Ich belasse es bei diesem sehr allgemeinen Handlungsabriss, der Film hat so viele Aspekte und strotzt geradezu von Symbolik dass man nicht alles aufzählen kann. Andererseits soll der Filmgenuss auch nicht genommen werden.
Der eigene Charme des Films beginnt schon in der Wahl des Schauplatzes und der Filmmusik. Beides ist sehr französisch angehaucht und strahlt einfach Kleinbürgertum und Sympathie aus.
Die Zeichnung des Präsidenten ist mit Sicherheit zu liebenswürdig geworden und obwohl der Film auch seine Greueltaten nicht verheimlicht, kommt General Park verdammt gut weg. Die Willkür und das schnelle Sterben als Verdächtiger wird geradezu auf irrwitzige Art und Weise deutlich gemacht. Bei einer Infiltration durch nordkoreanische Spione kommt es zu einer Durchfallepidemie. Die Spione des Nordens waren lt. der Regierung im Süden mit dem "Marxus-Virus" infiziert und übertrugen ihn auf alle die Kontakt mit ihnen hatten. Somit werden alle Durchfallkranken verhaftet und gefoltert, einige nennen unter der Folter irgendwelche Personen die in der Folge ebenfalls verhaftet und gefoltert werden. Diese ganze Situation ist an Ironie und Bitterkeit kaum noch zu übertreffen ; der Regisseur schafft es trotzdem und setzt dem ganzen die Krone auf indem er den minderjährigen Sohn des Barbers ebenfalls erkranken lässt. Auch das Kind des Barbers Seong Nak-han ( gespielt von Lee Jae-eung ) gerät zwischen die Mühlsteine des korrupten und unbarmherzigen Regierungsapparates. Doch auch diese Szenen geraten ironisch und beinahe liebenswürdig ( wenn man eine Folterszene an einem Kind so überhaupt bezeichnen darf ) und der Film verliert selbst in seinen schlimmsten Momenten nie diese Stimmung der Vergebung und des Ertragens.

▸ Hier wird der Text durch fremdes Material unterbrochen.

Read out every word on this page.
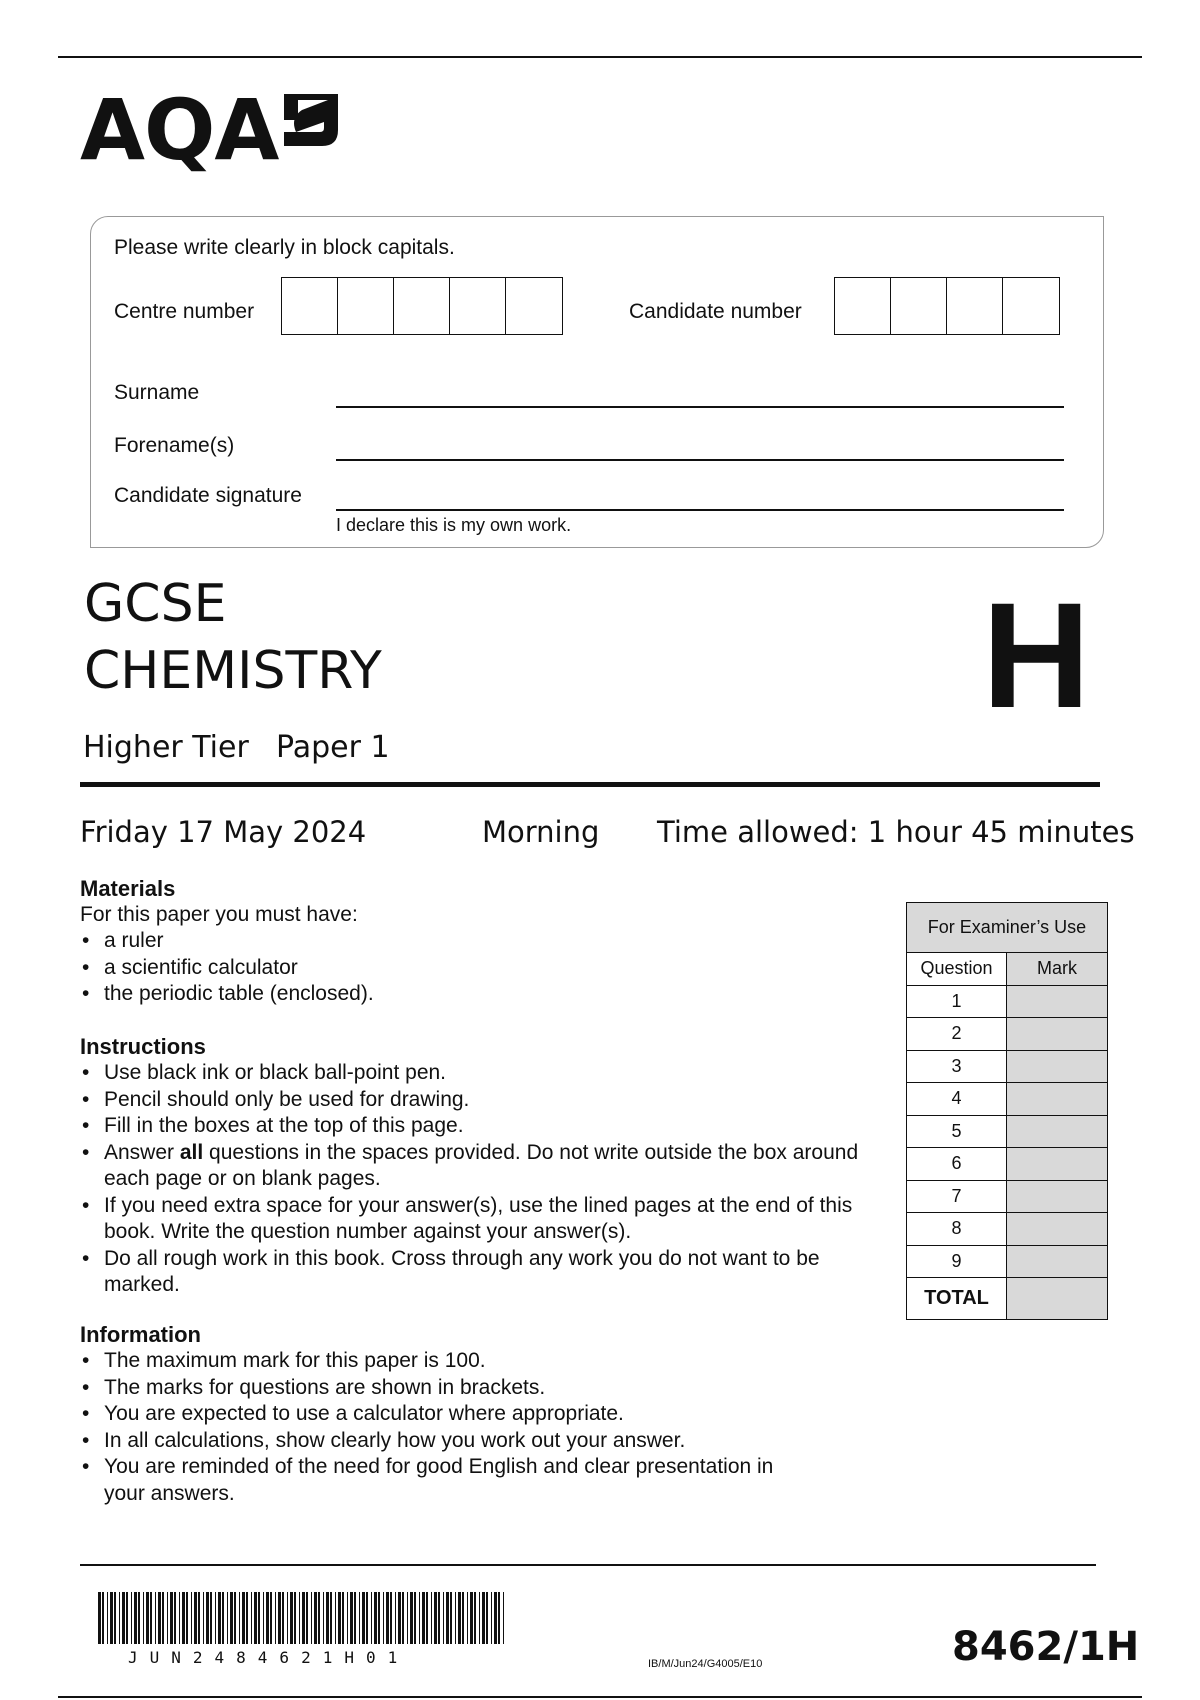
AQA
Please write clearly in block capitals.
Centre number	Candidate number
Surname
Forename(s)
Candidate signature
I declare this is my own work.
GCSE
CHEMISTRY
Higher Tier Paper 1
H
Friday 17 May 2024	Morning Time allowed: 1 hour 45 minutes
Materials
For this paper you must have:
• a ruler
• a scientific calculator
• the periodic table (enclosed).
Instructions
• Use black ink or black ball-point pen.
• Pencil should only be used for drawing.
• Fill in the boxes at the top of this page.
• Answer all questions in the spaces provided. Do not write outside the box around each page or on blank pages.
• If you need extra space for your answer(s), use the lined pages at the end of this book. Write the question number against your answer(s).
• Do all rough work in this book. Cross through any work you do not want to be marked.
Information
• The maximum mark for this paper is 100.
• The marks for questions are shown in brackets.
• You are expected to use a calculator where appropriate.
• In all calculations, show clearly how you work out your answer.
• You are reminded of the need for good English and clear presentation in your answers.
For Examiner’s Use	
Question	Mark
1	
2	
3	
4	
5	
6	
7	
8	
9	
TOTAL	
JUN2484621H01	IB/M/Jun24/G4005/E10	8462/1H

Die Schauspieler haben wenig Platz zur Selbstdarstellung sondern müssen sich dieser Stimmung stets unterordnen. Es ist halt sehr schwierig mit der Rolle eines Antihelden zu glänzen ; dies ist z. Bsp. ein Unterschied zu "Forrest Gump" weil Tom Hanks dies eindrücklich schaffte und Song Kang-ho dies nicht gelingen will. Unglücklicherweise gibt auch die Rolle der Ehefrau nicht wirklich viel her und so wird auch das Talent von Moon So-ri mit Sicherheit nicht voll ausgeschöpft.
Dennoch belastet das den Film für mich nie wirklich, die Botschaft wird über die einzelnen Protagonisten gestellt und mit einer eindrücklichen Symbolkraft vermittelt. Mit Vergebung und Nachsicht und dieser stets unterschwelligen Ironie rechnet Regisseur Lim Chan-sang mit einer dunklen und umstrittenen doch auch wohl hilfreichen Vergangenheit einer Republik ab. Dieser Film ist für mich viel effektiver als ein brutaler, aggressiver und zynischer Film je gewesen wäre.